Complete data were available for 1,823 children aged < 16 years. 42.2% attended hospital LV clinics and 57.8 % LV centres. More boys attended than girls (58.2% vs. 41.8%). The majority (64.4%) had no additional support, and only 42.9 % came back for follow–up. Main causes of LV: aphakia/other disorders of the lens 30.7%; refractive errors/amblyopia 26.4 %; retinal lesions 16.7%. Two thirds did not have glasses at first attendance. Among those children who could be tested, 45.1% had a presenting distance VA of < 6/60; after refraction it was 31.4%; 70.8% were prescribed glasses. 58.7 % had a near VA of ≥1.25 M, which improved to 73.8 % after refraction and/or magnification. 22.3 % were prescribed magnification, 82.5% of this need being met by locally produced devices.

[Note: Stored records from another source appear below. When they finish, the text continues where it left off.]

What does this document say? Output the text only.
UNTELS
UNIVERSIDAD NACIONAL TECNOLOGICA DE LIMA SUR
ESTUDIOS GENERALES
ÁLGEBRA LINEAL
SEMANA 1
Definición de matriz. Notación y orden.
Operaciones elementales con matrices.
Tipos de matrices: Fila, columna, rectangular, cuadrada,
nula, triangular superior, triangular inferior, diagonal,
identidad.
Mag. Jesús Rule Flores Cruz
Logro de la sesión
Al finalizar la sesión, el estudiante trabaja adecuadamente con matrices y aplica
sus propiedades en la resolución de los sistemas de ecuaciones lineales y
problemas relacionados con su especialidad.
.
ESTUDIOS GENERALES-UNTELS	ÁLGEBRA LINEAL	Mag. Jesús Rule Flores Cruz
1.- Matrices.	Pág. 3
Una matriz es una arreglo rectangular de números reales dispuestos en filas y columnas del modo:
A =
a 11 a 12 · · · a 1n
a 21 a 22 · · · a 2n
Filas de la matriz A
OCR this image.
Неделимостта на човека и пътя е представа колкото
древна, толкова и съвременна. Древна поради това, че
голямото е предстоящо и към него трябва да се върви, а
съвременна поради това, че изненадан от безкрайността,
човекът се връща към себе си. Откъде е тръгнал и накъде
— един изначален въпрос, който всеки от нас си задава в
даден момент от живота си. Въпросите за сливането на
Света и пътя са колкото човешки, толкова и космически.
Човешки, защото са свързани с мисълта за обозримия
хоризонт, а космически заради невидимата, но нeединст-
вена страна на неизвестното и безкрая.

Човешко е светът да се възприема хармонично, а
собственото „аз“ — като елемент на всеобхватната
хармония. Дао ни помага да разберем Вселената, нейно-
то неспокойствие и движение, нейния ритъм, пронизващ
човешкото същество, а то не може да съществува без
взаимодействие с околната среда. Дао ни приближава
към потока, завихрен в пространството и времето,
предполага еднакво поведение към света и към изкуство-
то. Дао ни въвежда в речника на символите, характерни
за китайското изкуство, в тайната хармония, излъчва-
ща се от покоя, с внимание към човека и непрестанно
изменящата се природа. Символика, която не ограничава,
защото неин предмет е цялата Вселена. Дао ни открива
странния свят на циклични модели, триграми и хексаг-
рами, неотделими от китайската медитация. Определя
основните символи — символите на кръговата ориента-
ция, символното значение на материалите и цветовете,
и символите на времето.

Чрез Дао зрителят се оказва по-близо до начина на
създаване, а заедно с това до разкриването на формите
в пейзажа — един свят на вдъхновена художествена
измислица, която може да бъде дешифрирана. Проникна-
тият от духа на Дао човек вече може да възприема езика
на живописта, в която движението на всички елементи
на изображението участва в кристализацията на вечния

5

Causes of LV differed between programmes: lens related causes – 40.8% in LV centres vs. 16.9% in hospital clinics; refractive errors – 20% in LV centres vs. 35.1% in hospital clinics. Follow–up was 55.9% in the LV centres vs. 25.1% in hospitals.
Children receiving ongoing additional support at home and/or school had lower levels of presenting VA (i.e. <6/60) than children without this support (OR: 0.45; 95% CI 0.25 – 0.83; p =0.006). There were no significant differences in gender, socio–economic status, travelling distance, follow–up, obtaining glasses or literacy.
Access to LV care by girls is lower than for boys, and many children had not been adequately refracted prior to attending the LV services. Rates of follow up were poor. Comparisons of the effectiveness of service provision for children with LV need to take account of case mix, as well as the nature and degree of additional support children receive, which may all influence outcomes.